Выбрать главу

Бостонская лаборатория была в «Хансене» лишь одной из многих, зато у нас имелся самый большой склад, а это означало, что немало избыточного лабораторного оборудования отправляли к нам. Мы вскрывали ящики. Мы сортировали их содержимое. Если нам что-либо требовалось для исследований, мы просто за это расписывались и забирали: полная противоположность академической науке, где каждый прибор требовалось провести по смете, составить заявку и долго вымаливать у начальства.

Утро я почти всегда проводил с Сатишем. Помогал ему с логическими матрицами. Работая, он говорил о своих детях. Обеденный перерыв проводил за баскетболом. Иногда после игры я заходил в лабораторию Очковой Машины — посмотреть, чем он занимается. Он работал с органикой, подыскивая химические альтернативы, которые не вызывали бы врожденных дефектов у амфибий. Он анализировал образцы воды на содержание кадмия, ртути и мышьяка. Очковая Машина был своего рода шаманом. Он изучал структуры генных выражений у амфибий — читал будущее по генным дефектам.

— Если не принять меры, — сказал он, — то лет через двадцать большинство амфибий вымрет.

У него стояли аквариумы, полные лягушек — с тремя и более ногами, с хвостами, без передних лапок. Монстров.
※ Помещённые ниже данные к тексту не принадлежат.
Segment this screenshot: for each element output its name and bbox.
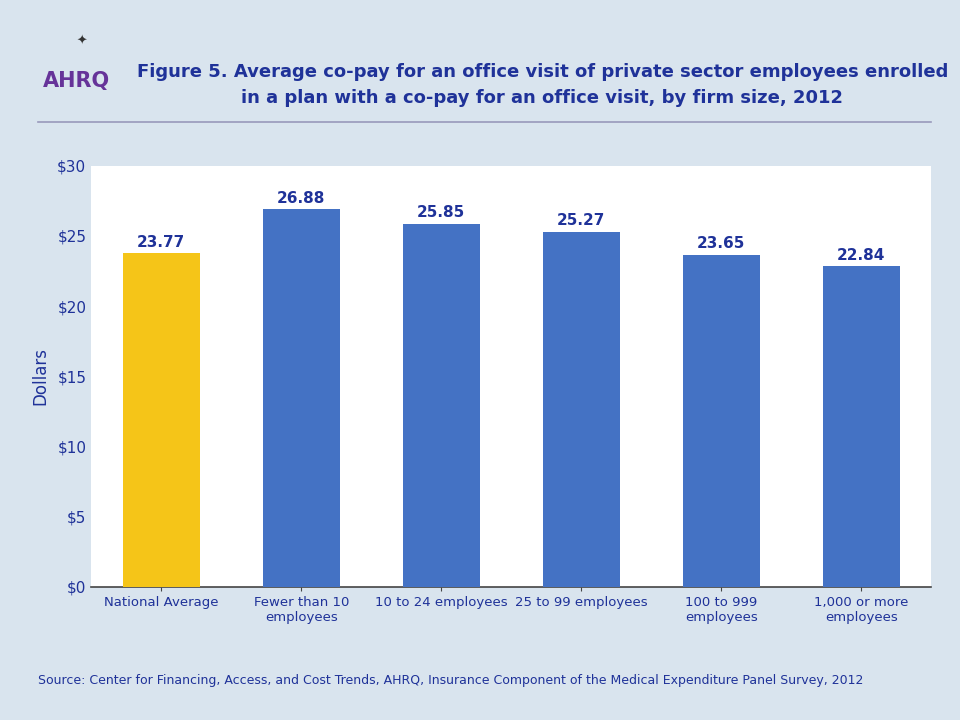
Bar [402,224,480,587]
Text: 25.85: 25.85 [417,205,466,220]
Bar [683,255,759,587]
Y-axis label: Dollars: Dollars [31,347,49,405]
Bar [123,253,200,587]
Text: 25.27: 25.27 [557,214,606,228]
Bar [823,266,900,587]
Text: 23.65: 23.65 [697,236,745,251]
Text: Source: Center for Financing, Access, and Cost Trends, AHRQ, Insurance Component: Source: Center for Financing, Access, an… [38,674,864,687]
Bar [542,232,620,587]
Text: 22.84: 22.84 [837,248,885,263]
Bar [263,210,340,587]
Text: 26.88: 26.88 [277,191,325,206]
Text: in a plan with a co-pay for an office visit, by firm size, 2012: in a plan with a co-pay for an office vi… [241,89,844,107]
Text: Figure 5. Average co-pay for an office visit of private sector employees enrolle: Figure 5. Average co-pay for an office v… [136,63,948,81]
Text: AHRQ: AHRQ [43,71,110,91]
Text: ✦: ✦ [77,35,86,48]
Text: 23.77: 23.77 [137,235,185,250]
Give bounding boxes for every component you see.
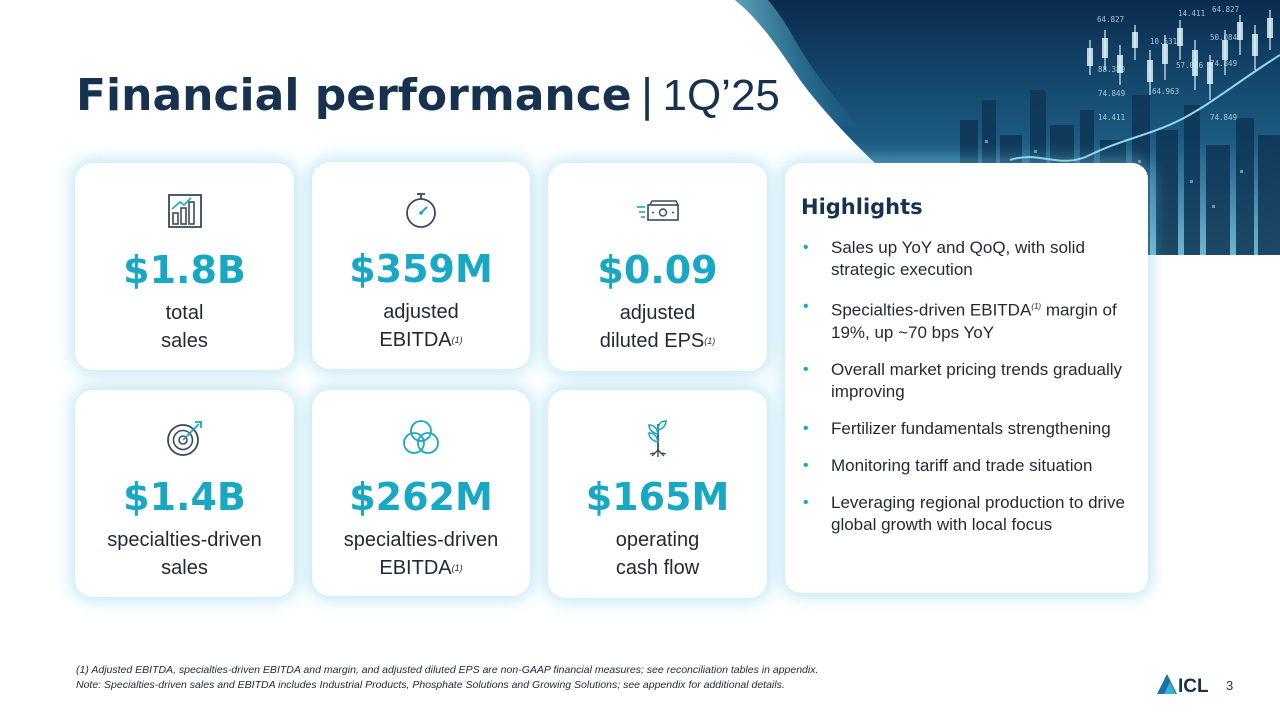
metric-label: specialties-driven EBITDA(1) — [343, 529, 499, 579]
stopwatch-icon — [406, 193, 436, 228]
page-number: 3 — [1226, 678, 1234, 693]
icl-logo: ICL — [1157, 674, 1209, 696]
metric-value: $262M — [349, 475, 493, 519]
cash-icon — [636, 200, 679, 221]
metric-label: operating cash flow — [615, 529, 700, 579]
footnote-marker: (1) — [451, 335, 463, 345]
metric-label: total sales — [161, 302, 208, 352]
highlight-item: • Overall market pricing trends gradually… — [803, 359, 1123, 401]
seedling-icon — [647, 420, 667, 457]
page-title-main: Financial performance — [76, 70, 632, 121]
hero-number: 74.849 — [1210, 59, 1237, 68]
metric-card-specialties-sales: $1.4B specialties-driven sales — [75, 390, 294, 597]
venn-circles-icon — [403, 420, 439, 454]
footnotes: (1) Adjusted EBITDA, specialties-driven … — [76, 663, 818, 693]
metric-card-total-sales: $1.8B total sales — [75, 163, 294, 370]
page-title: Financial performance | 1Q’25 — [76, 70, 780, 122]
hero-number: 14.411 — [1098, 113, 1125, 122]
hero-number: 64.963 — [1152, 87, 1179, 96]
metric-value: $1.4B — [123, 475, 246, 519]
hero-number: 14.411 — [1178, 9, 1205, 18]
metric-value: $359M — [349, 247, 493, 291]
page-title-period: 1Q’25 — [662, 71, 780, 120]
metric-value: $0.09 — [597, 248, 718, 292]
footnote-marker: (1) — [704, 336, 716, 346]
metric-card-adjusted-diluted-eps: $0.09 adjusted diluted EPS(1) — [548, 163, 767, 371]
hero-number: 64.827 — [1097, 15, 1124, 24]
hero-number: 57.086 — [1176, 61, 1204, 70]
metric-value: $165M — [585, 475, 730, 519]
hero-number: 74.849 — [1210, 113, 1237, 122]
target-icon — [166, 421, 202, 456]
highlight-item: • Monitoring tariff and trade situation — [803, 455, 1093, 475]
highlights-heading: Highlights — [801, 195, 923, 219]
metric-label: specialties-driven sales — [107, 529, 262, 579]
metric-card-operating-cash-flow: $165M operating cash flow — [548, 390, 767, 598]
hero-number: 50.084 — [1210, 33, 1238, 42]
highlight-item: • Fertilizer fundamentals strengthening — [803, 418, 1111, 438]
metric-label: adjusted diluted EPS(1) — [599, 302, 716, 352]
hero-number: 88.380 — [1098, 65, 1126, 74]
footnote-1: (1) Adjusted EBITDA, specialties-driven … — [76, 664, 819, 676]
footnote-marker: (1) — [451, 563, 463, 573]
highlight-item: • Sales up YoY and QoQ, with solid strate… — [803, 238, 1085, 279]
hero-number: 10.531 — [1150, 37, 1177, 46]
hero-number: 74.849 — [1098, 89, 1125, 98]
highlights-panel: Highlights • Sales up YoY and QoQ, with s… — [785, 163, 1148, 593]
title-separator: | — [639, 70, 655, 121]
hero-number: 64.827 — [1212, 5, 1239, 14]
metric-value: $1.8B — [123, 248, 246, 292]
footnote-marker: (1) — [1031, 302, 1042, 311]
logo-text: ICL — [1178, 676, 1209, 696]
metric-card-specialties-ebitda: $262M specialties-driven EBITDA(1) — [312, 390, 530, 596]
bar-chart-icon — [167, 194, 202, 228]
highlights-list: • Sales up YoY and QoQ, with solid strate… — [801, 237, 1146, 551]
metric-card-adjusted-ebitda: $359M adjusted EBITDA(1) — [312, 162, 530, 369]
footnote-2: Note: Specialties-driven sales and EBITD… — [76, 679, 785, 691]
highlight-item: • Specialties-driven EBITDA(1) margin of … — [803, 298, 1117, 342]
highlight-item: • Leveraging regional production to drive… — [803, 492, 1125, 534]
metric-label: adjusted EBITDA(1) — [379, 301, 463, 351]
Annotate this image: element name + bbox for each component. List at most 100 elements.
Рядом с его лабораторией располагался кабинет Джой. Иногда Джой слышала, как мы разговариваем, и заходила к нам, скользя ладонью по стене, — высокая, красивая и слепая. Она занималась какими-то акустическими исследованиями. Длинноволосая, с высокими скулами — и с такими ясными синими и прекрасными глазами, что я сперва даже не понял, что они не видят.
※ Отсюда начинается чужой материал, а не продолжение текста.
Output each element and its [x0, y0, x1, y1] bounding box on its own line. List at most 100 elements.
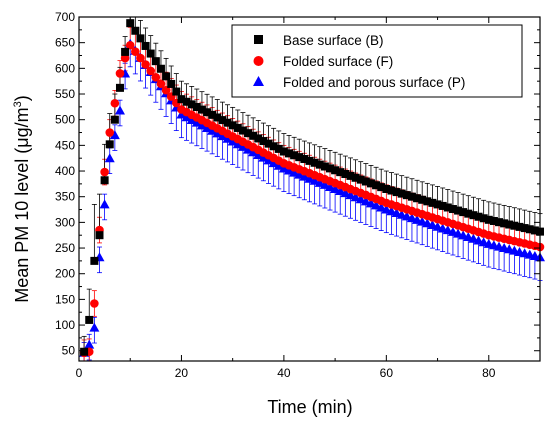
data-point-folded [105, 128, 115, 137]
data-point-porous [340, 188, 351, 198]
data-point-base [418, 195, 427, 204]
data-point-porous [217, 131, 228, 141]
data-point-base [192, 103, 201, 112]
y-tick-label: 400 [55, 164, 75, 178]
y-tick-label: 700 [55, 10, 75, 24]
data-point-folded [120, 53, 130, 63]
data-point-base [423, 197, 432, 206]
data-point-base [279, 147, 288, 156]
y-tick-label: 500 [55, 113, 75, 127]
data-point-porous [248, 147, 259, 157]
data-point-base [290, 151, 299, 160]
data-point-base [341, 170, 350, 179]
data-point-porous [268, 158, 279, 168]
legend-box [231, 24, 523, 98]
data-point-base [274, 144, 283, 153]
data-point-base [249, 131, 258, 140]
data-point-base [377, 183, 386, 192]
data-point-folded [110, 98, 120, 108]
data-point-base [464, 209, 473, 218]
x-axis-title: Time (min) [267, 397, 352, 417]
y-tick-label: 600 [55, 61, 75, 75]
data-point-base [315, 160, 324, 169]
data-point-folded [115, 69, 125, 78]
data-point-porous [196, 120, 207, 130]
data-point-base [448, 205, 457, 214]
y-axis-title-suffix: ) [12, 95, 32, 101]
data-point-porous [258, 152, 269, 162]
data-point-base [515, 222, 524, 231]
legend-marker-porous [253, 76, 264, 86]
data-point-base [530, 226, 539, 235]
y-axis-title-unit: g/m [12, 107, 32, 137]
chart-axes [78, 16, 541, 362]
data-point-porous [232, 139, 243, 149]
plot-frame [78, 16, 541, 362]
y-tick-label: 200 [55, 267, 75, 281]
data-point-folded [131, 47, 140, 56]
y-tick-label: 450 [55, 138, 75, 152]
data-point-base [223, 118, 232, 127]
data-point-base [295, 153, 304, 162]
data-point-base [151, 57, 160, 66]
y-axis-title-mu: μ [12, 137, 32, 147]
data-point-porous [191, 117, 202, 127]
data-point-base [320, 162, 329, 171]
data-point-base [500, 219, 509, 228]
data-point-porous [207, 125, 218, 135]
data-point-base [382, 185, 391, 193]
data-point-base [90, 256, 99, 265]
data-point-folded [146, 66, 156, 76]
data-point-base [454, 206, 463, 215]
data-point-porous [360, 196, 371, 206]
y-axis-title-sup: 3 [12, 101, 24, 107]
data-point-base [433, 200, 442, 209]
data-point-base [469, 211, 478, 220]
data-point-porous [89, 322, 100, 332]
data-point-base [121, 47, 130, 56]
data-point-porous [176, 109, 187, 119]
data-point-porous [227, 136, 238, 146]
y-tick-label: 50 [62, 344, 76, 358]
data-point-base [525, 225, 534, 234]
data-point-porous [109, 130, 120, 140]
data-point-base [459, 208, 468, 217]
data-point-base [110, 115, 119, 124]
data-point-base [413, 194, 422, 203]
series-0-points [80, 19, 544, 356]
data-point-base [351, 173, 360, 182]
series-1-points [79, 40, 545, 358]
data-point-porous [324, 181, 335, 191]
y-axis-title: Mean PM 10 level (μg/m3) [12, 95, 32, 303]
chart-ticks: 0 20 40 60 80 50 100 150 200 250 300 350 400 450 500 55… [55, 10, 540, 380]
data-point-porous [345, 190, 356, 200]
data-point-base [346, 171, 355, 180]
data-point-base [356, 175, 365, 184]
data-point-porous [309, 175, 320, 185]
data-point-folded [151, 73, 161, 82]
data-point-base [325, 164, 334, 173]
data-point-folded [100, 167, 109, 177]
data-point-porous [365, 198, 376, 208]
series-2-errorbars [81, 43, 543, 362]
data-point-porous [84, 339, 95, 349]
data-point-base [218, 116, 227, 125]
y-tick-label: 100 [55, 318, 75, 332]
x-tick-label: 20 [175, 366, 189, 380]
y-tick-label: 350 [55, 190, 75, 204]
legend-label-base: Base surface (B) [283, 33, 384, 48]
data-point-porous [355, 194, 366, 204]
y-axis-title-prefix: Mean PM 10 level ( [12, 148, 32, 303]
data-point-porous [371, 200, 382, 210]
x-tick-label: 0 [76, 366, 83, 380]
data-point-folded [90, 299, 99, 308]
data-point-base [80, 347, 89, 356]
data-point-porous [350, 192, 361, 202]
data-point-base [197, 105, 206, 114]
legend-label-folded: Folded surface (F) [283, 54, 393, 69]
data-point-porous [330, 184, 341, 193]
data-point-porous [299, 171, 310, 181]
data-point-base [182, 97, 191, 106]
data-point-porous [273, 160, 284, 170]
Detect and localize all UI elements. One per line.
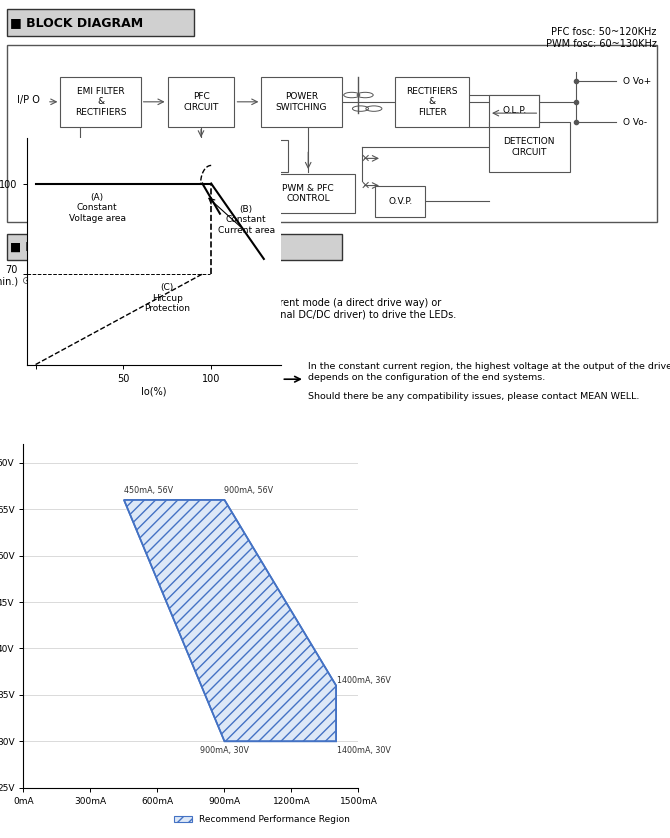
Text: (C)
Hiccup
Protection: (C) Hiccup Protection <box>144 283 190 313</box>
Text: (A)
Constant
Voltage area: (A) Constant Voltage area <box>68 193 125 223</box>
Text: PWM & PFC
CONTROL: PWM & PFC CONTROL <box>282 184 334 203</box>
Polygon shape <box>124 499 336 742</box>
Text: EMI FILTER
&
RECTIFIERS: EMI FILTER & RECTIFIERS <box>75 87 126 116</box>
Text: POWER
SWITCHING: POWER SWITCHING <box>276 92 327 111</box>
Text: O.L.P.: O.L.P. <box>251 152 275 161</box>
Text: 900mA, 56V: 900mA, 56V <box>224 486 273 495</box>
Text: ⊙: ⊙ <box>22 518 31 528</box>
Text: Constant Voltage mode (usually through additional DC/DC driver) to drive the LED: Constant Voltage mode (usually through a… <box>46 310 456 320</box>
Text: O Vo+: O Vo+ <box>623 77 651 86</box>
Text: 450mA, 56V: 450mA, 56V <box>124 486 173 495</box>
Text: ⊙: ⊙ <box>22 277 31 287</box>
X-axis label: Io(%): Io(%) <box>141 386 167 396</box>
Text: RECTIFIERS
&
FILTER: RECTIFIERS & FILTER <box>407 87 458 116</box>
FancyBboxPatch shape <box>7 9 194 36</box>
Text: Should there be any compatibility issues, please contact MEAN WELL.: Should there be any compatibility issues… <box>308 392 640 401</box>
Text: 1400mA, 36V: 1400mA, 36V <box>337 676 391 685</box>
FancyBboxPatch shape <box>261 174 355 213</box>
FancyBboxPatch shape <box>489 95 539 127</box>
Text: (B)
Constant
Current area: (B) Constant Current area <box>218 204 275 235</box>
Text: 1400mA, 30V: 1400mA, 30V <box>337 746 391 755</box>
Text: depends on the configuration of the end systems.: depends on the configuration of the end … <box>308 374 545 382</box>
Text: In the constant current region, the highest voltage at the output of the driver: In the constant current region, the high… <box>308 363 670 371</box>
FancyBboxPatch shape <box>178 140 228 172</box>
FancyBboxPatch shape <box>395 77 469 127</box>
Text: Typical output current normalized by rated current (%): Typical output current normalized by rat… <box>27 497 294 507</box>
Text: O.L.P.: O.L.P. <box>502 106 527 116</box>
Text: PFC
CIRCUIT: PFC CIRCUIT <box>184 92 218 111</box>
Text: 900mA, 30V: 900mA, 30V <box>200 746 249 755</box>
Text: I/P O: I/P O <box>17 95 40 105</box>
Text: O.T.P.: O.T.P. <box>191 152 214 161</box>
FancyBboxPatch shape <box>238 140 288 172</box>
Text: O Vo-: O Vo- <box>623 117 647 127</box>
Text: SLD-50-12,24: SLD-50-12,24 <box>40 277 125 287</box>
Text: ■ DRIVING METHODS OF LED MODULE: ■ DRIVING METHODS OF LED MODULE <box>10 241 264 254</box>
FancyBboxPatch shape <box>7 45 657 222</box>
FancyBboxPatch shape <box>168 77 234 127</box>
Text: PFC fosc: 50~120KHz
PWM fosc: 60~130KHz: PFC fosc: 50~120KHz PWM fosc: 60~130KHz <box>546 27 657 49</box>
Text: ✕: ✕ <box>360 153 370 163</box>
FancyBboxPatch shape <box>261 77 342 127</box>
FancyBboxPatch shape <box>60 77 141 127</box>
FancyBboxPatch shape <box>375 185 425 217</box>
Text: ✕: ✕ <box>360 180 370 190</box>
Text: ■ BLOCK DIAGRAM: ■ BLOCK DIAGRAM <box>10 16 143 29</box>
Text: SLD-50-56: SLD-50-56 <box>40 518 105 528</box>
Text: ※  This series is able to work in either Constant Current mode (a direct drive w: ※ This series is able to work in either … <box>27 297 441 308</box>
Text: DETECTION
CIRCUIT: DETECTION CIRCUIT <box>504 137 555 157</box>
Legend: Recommend Performance Region: Recommend Performance Region <box>171 812 354 828</box>
FancyBboxPatch shape <box>489 122 570 172</box>
FancyBboxPatch shape <box>7 234 342 260</box>
Text: O.V.P.: O.V.P. <box>388 197 413 206</box>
— Не вы первый. — Она никогда не носила темных очков, никогда не ходила с белой тростью. — Отделение сетчатки, — пояснила она. — Мне было три года.

Днем я пытался работать.

Сидя у себя в кабинете, я тупо смотрел на доску для маркера. На ее широкую белую поверхность. Брал маркер, закрывал глаза и писал на доске по памяти.

Потом изучал написанное и швырял маркер через комнату.

В тот вечер мимо проходил Джеймс. Остановился в дверях со стаканчиком кофе в руке. Увидел разбросанные на полу бумаги.

— Приятно видеть, что ты над чем-то работаешь, — сказал он.

— Это не работа.

— Значит, начнется потом.

— Нет. Не думаю.

— Нужно лишь время.

— Как раз время я трачу зря. Твое время. Время этой лаборатории. — Откуда-то из глубин всплыла совесть. — Мне здесь нечего делать.

— Все в порядке, Эрик, — успокоил он. — У нас в штате есть ученые, у которых индекс цитирования меньше трети твоего. Твое место здесь.

— Все уже не так, как прежде. И я уже не тот.

Джеймс посмотрел на меня. Снова тот печальный взгляд. И он мягко произнес:

— На научные исследования можно списывать налоги. Дождись хотя бы окончания твоего контракта. Это даст тебе еще два месяца.

А потом мы можем дать тебе рекомендательное письмо.

* * *

Той ночью в своем номере отеля я сидел, уставившись на телефон, потягивая водку. Представлял, как звоню Мэри, набираю номер. Моя сестра, так похожая на меня и все же другая. Представлял, как услышу ее голос на другом конце линии.

«Алло? Алло?» Эта немота внутри меня… странная тяжесть слов, которые я мог сказать: не волнуйся, все хорошо… Но я ничего не говорю, позволяя телефону скользнуть в сторону, и через несколько часов обнаруживаю себя у ограды, очнувшегося после очередной отключки, промокшего до нитки, смотрящего на дождь. Раскаты грома приближаются с востока, за стеной дождя, и я стою в темноте, ожидая, когда жизнь снова станет хорошей.

Вот оно: чувство, что мой разум не обеспечивает моей перспективы, моего будущего. Я вижу себя со стороны: угловатая фигура, залитая желтым светом натриевых ламп, глаза серые, как штормовые облака, как оружейный металл. Состояния сна и бодрствования неразличимы. Тяжесть памяти придавливает меня, потому что когда что-то узнаешь, забыть уже невозможно. Дарвин однажды сказал, что серьезное изучение математики наделяет людей дополнительным чувством, — но что делать, когда оно противоречит другим твоим чувствам?

Моя рука сгибается, и бутылка из-под водки, кувыркаясь, улетает в темноту — отблеск, звук бьющегося стекла, осколки, асфальт и брызги дождя. Нет ничего иного, пока нет ничего иного.